I just finishd reading Schuyler's monster: a father's journey with his wordless daughter by Robert Rummel-Hudson. I was so excited with I found it in the new books section at the library! Nea's apraxia is not the same as his daughter's diagnosis -- she has a brain malformation called bilateral perisylvian polymicrogyria -- but I'm just loving reading something related to what we are going through.

Actually, it’s eerie, how the journey is similar. Daughter, non-verbal, very happy, accepted by peers, very social. Also, beautiful. And funny and smart. And the hand coordination issues that make signing difficult. And then the realization that there are assistive communication devices. And the repetitive breaking of the parent’s heart. Why, really, the whole book felt like a validation of the difficulty of our journey in the last two years. Hey, remember that super-fun sedated MRI, last summer? They were checking whether Nea had that same rare brain malformation.
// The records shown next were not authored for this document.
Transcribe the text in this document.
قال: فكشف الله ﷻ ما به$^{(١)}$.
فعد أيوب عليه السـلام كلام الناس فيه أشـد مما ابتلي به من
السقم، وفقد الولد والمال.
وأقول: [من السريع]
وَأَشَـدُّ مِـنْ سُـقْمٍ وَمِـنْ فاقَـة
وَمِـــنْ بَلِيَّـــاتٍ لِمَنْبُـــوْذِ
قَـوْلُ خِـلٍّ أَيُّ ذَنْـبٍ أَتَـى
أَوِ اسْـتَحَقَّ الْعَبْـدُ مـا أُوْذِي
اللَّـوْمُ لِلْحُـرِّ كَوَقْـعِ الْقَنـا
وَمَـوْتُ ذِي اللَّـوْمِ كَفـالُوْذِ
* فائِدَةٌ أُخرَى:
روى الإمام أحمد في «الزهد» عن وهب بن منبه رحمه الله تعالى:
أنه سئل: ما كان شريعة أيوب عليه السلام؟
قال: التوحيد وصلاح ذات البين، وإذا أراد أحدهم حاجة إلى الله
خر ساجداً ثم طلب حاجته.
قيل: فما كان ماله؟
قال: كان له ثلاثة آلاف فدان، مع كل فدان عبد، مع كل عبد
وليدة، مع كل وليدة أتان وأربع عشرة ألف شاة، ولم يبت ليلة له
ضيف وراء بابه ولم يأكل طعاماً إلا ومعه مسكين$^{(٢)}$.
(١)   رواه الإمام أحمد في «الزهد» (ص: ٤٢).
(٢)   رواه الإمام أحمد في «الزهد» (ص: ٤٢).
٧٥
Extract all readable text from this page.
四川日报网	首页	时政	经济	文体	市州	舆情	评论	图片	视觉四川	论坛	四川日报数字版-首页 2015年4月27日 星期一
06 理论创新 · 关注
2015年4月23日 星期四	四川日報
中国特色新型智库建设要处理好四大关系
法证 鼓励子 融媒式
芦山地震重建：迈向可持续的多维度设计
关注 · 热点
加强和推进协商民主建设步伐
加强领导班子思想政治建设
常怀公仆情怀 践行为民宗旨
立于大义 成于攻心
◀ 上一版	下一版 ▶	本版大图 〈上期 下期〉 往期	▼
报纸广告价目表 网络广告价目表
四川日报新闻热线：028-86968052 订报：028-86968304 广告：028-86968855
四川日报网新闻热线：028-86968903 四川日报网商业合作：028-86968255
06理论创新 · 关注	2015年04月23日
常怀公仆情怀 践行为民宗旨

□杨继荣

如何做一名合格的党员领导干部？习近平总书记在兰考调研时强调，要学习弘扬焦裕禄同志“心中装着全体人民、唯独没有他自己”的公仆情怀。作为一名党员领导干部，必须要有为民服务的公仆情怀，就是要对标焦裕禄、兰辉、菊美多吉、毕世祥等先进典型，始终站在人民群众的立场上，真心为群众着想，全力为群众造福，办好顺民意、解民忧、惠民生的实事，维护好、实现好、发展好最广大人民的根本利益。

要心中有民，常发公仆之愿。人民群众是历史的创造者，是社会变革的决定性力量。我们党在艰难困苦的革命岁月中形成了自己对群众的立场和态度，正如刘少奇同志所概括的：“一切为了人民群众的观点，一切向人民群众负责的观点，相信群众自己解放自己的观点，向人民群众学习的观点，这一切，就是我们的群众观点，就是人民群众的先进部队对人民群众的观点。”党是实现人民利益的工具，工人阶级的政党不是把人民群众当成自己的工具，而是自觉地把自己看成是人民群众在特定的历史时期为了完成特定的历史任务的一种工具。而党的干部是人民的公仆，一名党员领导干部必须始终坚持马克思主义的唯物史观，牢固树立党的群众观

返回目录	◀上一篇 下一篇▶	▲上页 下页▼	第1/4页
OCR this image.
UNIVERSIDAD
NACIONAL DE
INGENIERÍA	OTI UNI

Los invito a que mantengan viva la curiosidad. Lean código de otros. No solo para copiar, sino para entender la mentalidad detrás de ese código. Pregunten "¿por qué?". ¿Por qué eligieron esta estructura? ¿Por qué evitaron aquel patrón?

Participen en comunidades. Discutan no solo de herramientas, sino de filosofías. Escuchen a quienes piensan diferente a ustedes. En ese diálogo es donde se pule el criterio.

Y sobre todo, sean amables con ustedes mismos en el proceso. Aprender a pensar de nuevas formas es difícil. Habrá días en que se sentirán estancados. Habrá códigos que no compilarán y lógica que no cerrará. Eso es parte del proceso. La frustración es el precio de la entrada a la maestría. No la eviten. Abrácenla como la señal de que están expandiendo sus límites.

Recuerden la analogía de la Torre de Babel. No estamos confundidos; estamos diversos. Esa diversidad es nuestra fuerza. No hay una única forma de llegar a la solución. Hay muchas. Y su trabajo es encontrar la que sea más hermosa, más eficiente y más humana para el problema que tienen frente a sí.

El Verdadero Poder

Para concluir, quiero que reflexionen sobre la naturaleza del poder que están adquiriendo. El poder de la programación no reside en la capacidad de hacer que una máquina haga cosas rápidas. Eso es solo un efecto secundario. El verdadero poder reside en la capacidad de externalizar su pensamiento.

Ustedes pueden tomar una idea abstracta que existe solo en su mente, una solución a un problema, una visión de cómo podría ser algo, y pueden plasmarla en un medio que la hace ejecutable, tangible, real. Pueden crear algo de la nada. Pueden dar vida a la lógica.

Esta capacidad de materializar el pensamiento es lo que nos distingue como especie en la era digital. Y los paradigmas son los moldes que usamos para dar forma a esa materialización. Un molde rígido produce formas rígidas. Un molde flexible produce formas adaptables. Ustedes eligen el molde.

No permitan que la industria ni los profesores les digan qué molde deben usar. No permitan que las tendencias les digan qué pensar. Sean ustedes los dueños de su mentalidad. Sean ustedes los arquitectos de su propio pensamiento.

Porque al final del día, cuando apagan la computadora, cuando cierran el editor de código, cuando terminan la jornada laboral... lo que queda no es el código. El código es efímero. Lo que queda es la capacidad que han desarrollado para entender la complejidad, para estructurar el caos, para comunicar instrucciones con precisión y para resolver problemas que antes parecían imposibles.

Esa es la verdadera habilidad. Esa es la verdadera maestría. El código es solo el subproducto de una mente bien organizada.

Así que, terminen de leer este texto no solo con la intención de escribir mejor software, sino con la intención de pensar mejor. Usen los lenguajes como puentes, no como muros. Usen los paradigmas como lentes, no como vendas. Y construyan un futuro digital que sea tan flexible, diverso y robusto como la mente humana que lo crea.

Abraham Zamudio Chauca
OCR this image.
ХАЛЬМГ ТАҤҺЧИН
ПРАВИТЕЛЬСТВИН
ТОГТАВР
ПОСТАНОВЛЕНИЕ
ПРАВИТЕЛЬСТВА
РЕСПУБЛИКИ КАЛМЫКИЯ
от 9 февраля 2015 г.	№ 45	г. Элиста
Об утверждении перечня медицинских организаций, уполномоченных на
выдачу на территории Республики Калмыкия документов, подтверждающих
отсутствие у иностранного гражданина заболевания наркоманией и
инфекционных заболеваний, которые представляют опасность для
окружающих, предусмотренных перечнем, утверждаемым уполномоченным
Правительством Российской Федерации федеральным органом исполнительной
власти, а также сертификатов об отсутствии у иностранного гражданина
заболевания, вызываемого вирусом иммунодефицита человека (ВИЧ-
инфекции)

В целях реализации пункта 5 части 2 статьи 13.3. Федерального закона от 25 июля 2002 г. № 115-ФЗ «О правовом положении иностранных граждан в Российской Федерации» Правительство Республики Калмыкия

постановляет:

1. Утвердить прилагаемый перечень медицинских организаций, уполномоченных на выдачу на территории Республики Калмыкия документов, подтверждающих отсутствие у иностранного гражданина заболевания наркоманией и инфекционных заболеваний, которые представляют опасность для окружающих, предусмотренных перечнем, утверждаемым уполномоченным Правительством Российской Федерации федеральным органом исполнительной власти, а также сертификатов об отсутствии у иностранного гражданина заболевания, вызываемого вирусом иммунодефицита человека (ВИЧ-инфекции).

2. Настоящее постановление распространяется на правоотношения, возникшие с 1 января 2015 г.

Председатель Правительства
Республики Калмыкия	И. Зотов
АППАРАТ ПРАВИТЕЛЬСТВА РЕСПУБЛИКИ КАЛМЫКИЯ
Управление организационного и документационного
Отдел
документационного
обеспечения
Giant plus on this book: the guy is really funny. I truly can’t distance myself enough to say whether this book would appeal to a wider audience, but if it was written for an audience of me it’s hard to imagine a better fit.

For even more Schuyler, see http://www.schuylersmonsterblog.com/.

2 comments:

Tish said...

It's a wonderful, tender, humorous, well-written book! I have recommended this book to people who like medical stories, "slice of life" memoirs (which is my reason for picking it up) and underdog/survival stories. Schuyler's tale has broad, far-reaching appeal. It's not just for my dear Bluestem here. ;-)

Kate said...

I am putting it on my Amazon list right this very moment!